Tuesday, March 24, 2009

"I learn by going where I have to go"

"The Waking"
--a poem by Theodore Roethke




I wake to sleep, and take my waking slow.
I feel my fate in what I cannot fear.
I learn by going where I have to go.


We think by feeling. What is there to know?
I hear my being dance from ear to ear.
I wake to sleep, and take my waking slow.


Of those so close beside me, which are you?
God bless the Ground! I shall walk softly there,
And learn by going where I have to go.


Light takes the Tree; but who can tell us how?
The lowly worm climbs up a winding stair;
I wake to sleep, and take my waking slow.

Great Nature has another thing to do
To you and me; so take the lively air,
And, lovely, learn by going where to go.

This shaking keeps me steady. I should know.
What falls away is always.

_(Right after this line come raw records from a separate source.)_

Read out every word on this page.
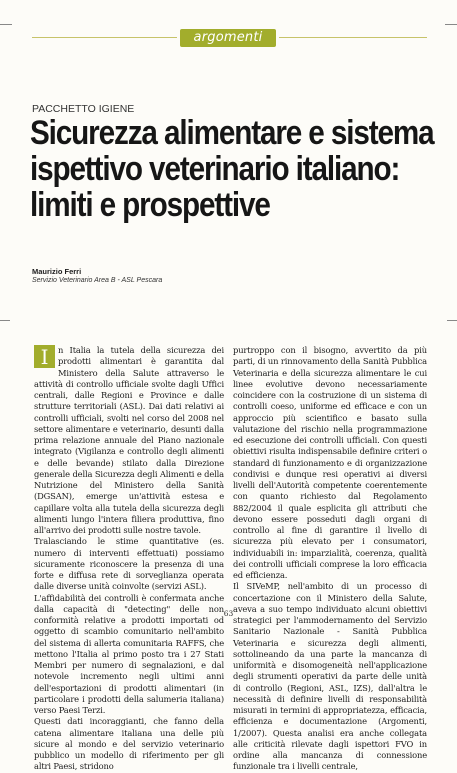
argomenti
PACCHETTO IGIENE
Sicurezza alimentare e sistema ispettivo veterinario italiano: limiti e prospettive
Maurizio Ferri
Servizio Veterinario Area B - ASL Pescara
I	n Italia la tutela della sicurezza dei prodotti alimentari è garantita dal Ministero della Salute attraverso le attività di controllo ufficiale svolte dagli Uffici centrali, dalle Regioni e Province e dalle strutture territoriali (ASL). Dai dati relativi ai controlli ufficiali, svolti nel corso del 2008 nel settore alimentare e veterinario, desunti dalla prima relazione annuale del Piano nazionale integrato (Vigilanza e controllo degli alimenti e delle bevande) stilato dalla Direzione generale della Sicurezza degli Alimenti e della Nutrizione del Ministero della Sanità (DGSAN), emerge un'attività estesa e capillare volta alla tutela della sicurezza degli alimenti lungo l'intera filiera produttiva, fino all'arrivo dei prodotti sulle nostre tavole.

Tralasciando le stime quantitative (es. numero di interventi effettuati) possiamo sicuramente riconoscere la presenza di una forte e diffusa rete di sorveglianza operata dalle diverse unità coinvolte (servizi ASL).

L'affidabilità dei controlli è confermata anche dalla capacità di "detecting" delle non conformità relative a prodotti importati od oggetto di scambio comunitario nell'ambito del sistema di allerta comunitaria RAFFS, che mettono l'Italia al primo posto tra i 27 Stati Membri per numero di segnalazioni, e dal notevole incremento negli ultimi anni dell'esportazioni di prodotti alimentari (in particolare i prodotti della salumeria italiana) verso Paesi Terzi.

Questi dati incoraggianti, che fanno della catena alimentare italiana una delle più sicure al mondo e del servizio veterinario pubblico un modello di riferimento per gli altri Paesi, stridono

purtroppo con il bisogno, avvertito da più parti, di un rinnovamento della Sanità Pubblica Veterinaria e della sicurezza alimentare le cui linee evolutive devono necessariamente coincidere con la costruzione di un sistema di controlli coeso, uniforme ed efficace e con un approccio più scientifico e basato sulla valutazione del rischio nella programmazione ed esecuzione dei controlli ufficiali. Con questi obiettivi risulta indispensabile definire criteri o standard di funzionamento e di organizzazione condivisi e dunque resi operativi ai diversi livelli dell'Autorità competente coerentemente con quanto richiesto dal Regolamento 882/2004 il quale esplicita gli attributi che devono essere posseduti dagli organi di controllo al fine di garantire il livello di sicurezza più elevato per i consumatori, individuabili in: imparzialità, coerenza, qualità dei controlli ufficiali comprese la loro efficacia ed efficienza.

Il SIVeMP, nell'ambito di un processo di concertazione con il Ministero della Salute, aveva a suo tempo individuato alcuni obiettivi strategici per l'ammodernamento del Servizio Sanitario Nazionale - Sanità Pubblica Veterinaria e sicurezza degli alimenti, sottolineando da una parte la mancanza di uniformità e disomogeneità nell'applicazione degli strumenti operativi da parte delle unità di controllo (Regioni, ASL, IZS), dall'altra le necessità di definire livelli di responsabilità misurati in termini di appropriatezza, efficacia, efficienza e documentazione (Argomenti, 1/2007). Questa analisi era anche collegata alle criticità rilevate dagli ispettori FVO in ordine alla mancanza di connessione funzionale tra i livelli centrale,

63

And is near.
I wake to sleep, and take my waking slow.
I learn by going where I have to go.

"What have those lonely mountains worth revealing?"

"Often rebuked, yet always back returning"
--a poem by Emily Bronte



Often rebuked, yet always back returning
To those first feelings that were born with me,
And leaving busy chase of wealth and learning
For idle dreams of things which cannot be:

Today, I will not seek the shadowy region;
Its unsustaining vastness waxes drear;
And visions rising, legion after legion,
Bring the unreal world too strangely near.


I'll walk, but not in old heroic traces,
And not in paths of high morality,
And not among the half-distinguished faces,
The clouded forms of long-past history.
I'll walk where my own nature would be leading:
It vexes me to choose another guide:
Where the grey flocks in ferny glens are feeding;
Where the wild wind blows on the mountain-side.
What have those lonely mountains worth revealing?
More glory, and more grief, than I can tell:
The earth that wakes one human heart to feeling
Can center both the worlds of Heaven and Hell.